© JUNGE FREIHEIT Verlag GmbH & Co. KG www.jungefreiheit.de 41/23 / 06. Oktober 2023

Kosovo-Konflikt
Die Drachensaat geht auf
Albrecht Rothacher

Die Schwäche des Westen – der USA und der EU – im aserischen Angriffskrieg gegen Bergkarabach und die aktuelle Unterbrechung der US-Militärhilfe an die Ukraine, laden sofort zu Revisionsgelüsten im Westbalkan ein, EU-Milliarden und Beitrittsversprechen ungeachtet. Gute und Böse nach manichäicher Art gibt es dort nämlich nicht. Nur brutale opportunistische Machtpolitik. 

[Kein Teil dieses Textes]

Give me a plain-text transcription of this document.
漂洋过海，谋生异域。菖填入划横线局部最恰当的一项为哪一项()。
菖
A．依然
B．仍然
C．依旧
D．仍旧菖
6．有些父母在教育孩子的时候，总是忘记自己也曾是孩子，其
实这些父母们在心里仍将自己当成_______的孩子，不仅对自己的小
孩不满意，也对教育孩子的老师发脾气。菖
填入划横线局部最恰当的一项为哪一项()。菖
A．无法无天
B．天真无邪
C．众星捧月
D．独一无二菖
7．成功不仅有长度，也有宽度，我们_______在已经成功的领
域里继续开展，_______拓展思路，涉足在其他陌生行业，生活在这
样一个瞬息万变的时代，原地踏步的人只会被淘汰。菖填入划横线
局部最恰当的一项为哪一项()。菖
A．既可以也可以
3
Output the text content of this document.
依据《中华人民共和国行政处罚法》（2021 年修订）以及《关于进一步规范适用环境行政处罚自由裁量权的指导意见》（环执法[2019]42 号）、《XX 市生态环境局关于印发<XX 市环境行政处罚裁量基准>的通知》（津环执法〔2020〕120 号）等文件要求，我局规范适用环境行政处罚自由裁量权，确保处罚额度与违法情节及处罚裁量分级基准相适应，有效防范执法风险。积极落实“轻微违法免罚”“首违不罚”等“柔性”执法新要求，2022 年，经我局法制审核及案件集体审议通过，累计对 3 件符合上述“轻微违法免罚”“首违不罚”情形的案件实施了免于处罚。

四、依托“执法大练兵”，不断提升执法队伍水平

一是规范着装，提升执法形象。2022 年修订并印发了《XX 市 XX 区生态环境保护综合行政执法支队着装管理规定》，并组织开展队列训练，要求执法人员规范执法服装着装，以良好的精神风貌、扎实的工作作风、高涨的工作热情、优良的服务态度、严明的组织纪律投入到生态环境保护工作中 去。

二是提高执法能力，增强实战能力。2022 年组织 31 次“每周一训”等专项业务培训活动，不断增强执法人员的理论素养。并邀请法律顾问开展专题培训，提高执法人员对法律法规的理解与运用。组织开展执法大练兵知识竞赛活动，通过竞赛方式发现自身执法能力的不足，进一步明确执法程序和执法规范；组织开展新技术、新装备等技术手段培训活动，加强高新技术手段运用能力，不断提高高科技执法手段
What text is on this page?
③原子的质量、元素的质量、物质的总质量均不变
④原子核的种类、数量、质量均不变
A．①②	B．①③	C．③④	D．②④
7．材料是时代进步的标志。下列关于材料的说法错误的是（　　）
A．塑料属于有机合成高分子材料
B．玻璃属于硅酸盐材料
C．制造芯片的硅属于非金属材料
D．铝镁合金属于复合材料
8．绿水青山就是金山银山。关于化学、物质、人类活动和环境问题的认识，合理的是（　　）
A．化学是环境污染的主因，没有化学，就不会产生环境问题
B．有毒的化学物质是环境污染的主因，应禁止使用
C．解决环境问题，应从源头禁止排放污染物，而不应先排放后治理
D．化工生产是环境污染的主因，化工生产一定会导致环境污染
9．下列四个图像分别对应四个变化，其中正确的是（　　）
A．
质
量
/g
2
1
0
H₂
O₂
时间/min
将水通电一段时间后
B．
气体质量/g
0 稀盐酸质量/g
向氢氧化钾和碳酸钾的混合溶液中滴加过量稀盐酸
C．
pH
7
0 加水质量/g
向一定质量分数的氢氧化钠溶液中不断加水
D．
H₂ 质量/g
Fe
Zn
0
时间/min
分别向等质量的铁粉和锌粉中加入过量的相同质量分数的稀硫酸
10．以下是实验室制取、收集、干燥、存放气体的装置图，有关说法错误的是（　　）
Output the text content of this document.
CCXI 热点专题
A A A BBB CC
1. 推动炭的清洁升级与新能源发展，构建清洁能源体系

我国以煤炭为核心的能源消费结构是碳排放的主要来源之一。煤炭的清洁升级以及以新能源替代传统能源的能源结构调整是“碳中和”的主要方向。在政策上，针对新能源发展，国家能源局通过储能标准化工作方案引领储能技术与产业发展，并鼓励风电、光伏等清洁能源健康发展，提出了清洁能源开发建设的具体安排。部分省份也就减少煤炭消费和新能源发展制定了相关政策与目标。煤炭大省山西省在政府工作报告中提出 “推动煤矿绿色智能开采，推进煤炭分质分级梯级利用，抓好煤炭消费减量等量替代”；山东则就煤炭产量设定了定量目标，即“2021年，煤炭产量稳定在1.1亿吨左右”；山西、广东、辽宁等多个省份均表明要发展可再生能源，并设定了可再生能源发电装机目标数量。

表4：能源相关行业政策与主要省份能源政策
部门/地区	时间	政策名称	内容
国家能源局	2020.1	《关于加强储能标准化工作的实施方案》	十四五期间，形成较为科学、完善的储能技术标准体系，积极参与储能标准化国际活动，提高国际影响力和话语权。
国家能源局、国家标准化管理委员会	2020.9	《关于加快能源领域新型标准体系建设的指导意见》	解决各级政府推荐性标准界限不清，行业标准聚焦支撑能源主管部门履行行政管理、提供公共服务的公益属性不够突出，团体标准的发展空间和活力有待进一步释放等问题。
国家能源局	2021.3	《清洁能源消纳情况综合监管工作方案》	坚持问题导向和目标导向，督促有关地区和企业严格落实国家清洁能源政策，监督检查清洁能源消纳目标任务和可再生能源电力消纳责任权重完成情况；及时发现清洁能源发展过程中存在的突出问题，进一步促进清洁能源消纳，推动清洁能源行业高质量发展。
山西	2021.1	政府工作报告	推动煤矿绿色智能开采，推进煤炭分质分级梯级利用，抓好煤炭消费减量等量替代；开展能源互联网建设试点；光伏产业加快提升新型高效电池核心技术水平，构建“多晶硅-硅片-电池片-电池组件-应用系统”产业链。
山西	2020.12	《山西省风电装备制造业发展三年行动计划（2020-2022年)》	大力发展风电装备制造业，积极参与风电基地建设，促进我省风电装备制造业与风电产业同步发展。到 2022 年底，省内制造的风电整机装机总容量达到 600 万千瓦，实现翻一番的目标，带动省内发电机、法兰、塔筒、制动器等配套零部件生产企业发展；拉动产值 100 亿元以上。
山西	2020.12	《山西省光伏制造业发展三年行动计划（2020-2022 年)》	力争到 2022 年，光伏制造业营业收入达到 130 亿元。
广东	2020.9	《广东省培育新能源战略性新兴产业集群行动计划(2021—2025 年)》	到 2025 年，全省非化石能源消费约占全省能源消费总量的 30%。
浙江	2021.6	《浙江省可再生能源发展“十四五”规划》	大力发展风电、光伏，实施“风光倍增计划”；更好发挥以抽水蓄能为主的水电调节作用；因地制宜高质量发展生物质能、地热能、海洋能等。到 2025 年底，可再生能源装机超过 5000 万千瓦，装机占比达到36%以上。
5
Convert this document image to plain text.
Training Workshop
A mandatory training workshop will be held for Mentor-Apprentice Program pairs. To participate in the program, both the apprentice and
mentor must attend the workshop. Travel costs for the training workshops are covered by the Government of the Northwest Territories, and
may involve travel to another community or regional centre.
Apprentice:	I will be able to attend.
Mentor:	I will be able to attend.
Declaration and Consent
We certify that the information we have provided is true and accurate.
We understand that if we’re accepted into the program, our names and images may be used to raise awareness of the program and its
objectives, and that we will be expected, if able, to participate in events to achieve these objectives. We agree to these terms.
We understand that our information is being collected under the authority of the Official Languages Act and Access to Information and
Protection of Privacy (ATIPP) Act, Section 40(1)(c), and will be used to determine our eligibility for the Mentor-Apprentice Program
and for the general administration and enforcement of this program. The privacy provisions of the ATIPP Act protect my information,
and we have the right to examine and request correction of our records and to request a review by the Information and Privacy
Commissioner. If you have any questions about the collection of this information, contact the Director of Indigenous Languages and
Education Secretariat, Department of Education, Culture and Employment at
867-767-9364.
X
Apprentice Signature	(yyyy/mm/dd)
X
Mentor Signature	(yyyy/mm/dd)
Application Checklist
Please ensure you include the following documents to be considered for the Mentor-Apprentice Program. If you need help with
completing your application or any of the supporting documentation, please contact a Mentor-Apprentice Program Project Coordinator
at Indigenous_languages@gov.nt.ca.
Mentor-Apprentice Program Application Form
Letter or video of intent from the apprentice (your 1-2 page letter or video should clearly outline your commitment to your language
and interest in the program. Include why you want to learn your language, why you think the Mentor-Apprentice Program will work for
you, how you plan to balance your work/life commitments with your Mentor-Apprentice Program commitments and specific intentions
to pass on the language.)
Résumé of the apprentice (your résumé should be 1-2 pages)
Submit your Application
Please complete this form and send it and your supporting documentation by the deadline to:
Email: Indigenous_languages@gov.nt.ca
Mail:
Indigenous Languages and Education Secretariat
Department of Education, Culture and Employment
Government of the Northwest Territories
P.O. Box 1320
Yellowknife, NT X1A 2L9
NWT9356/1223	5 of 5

Serbiens Präsident Aleksandar Vucic, sein Statthalter Radoicic in Mitrovica und der kosovarische Premier Albin Kurti sind sämtlich keine Waisenknaben, sondern hartgesottene Machtpolitiker an der Grenze des Rechtsstaats oder schon jenseits davon. Dabei waren sich serbische und kosovarische Machthaber vor Jahren schon fast einig: ein Gebietstausch des serbisch besiedelten Mitrovica-Distrikts im Nordkosovo mit den albanisch besiedelten Landkreisen Südserbiens. Die Lösung des Dauerstreits scheiterte damals unter anderem an der unseligen Kanzlerin Merkel, die hysterisch jede Änderung der von Tito gezogenen Binnengrenzen Jugoslawiens, geschweige denn jene von den Siegermächten des Ersten Weltkriegs jenseits ethnischer Befindlichkeiten betonierte Grenzziehung auf dem Balkan, ablehnte. Diese kombinierte Drachensaat droht nunmehr aufzugehen. 

Der serbische Truppenaufmarsch wird sich von den üblichen zahnlosen internationalen Appellen von Baerbock bis Borrell sicher nicht aufhalten lassen, auch wenn den Muskelspielen aus Belgrad nicht unbedingt gleich eine militärische „Spezialoperation“ folgen muß.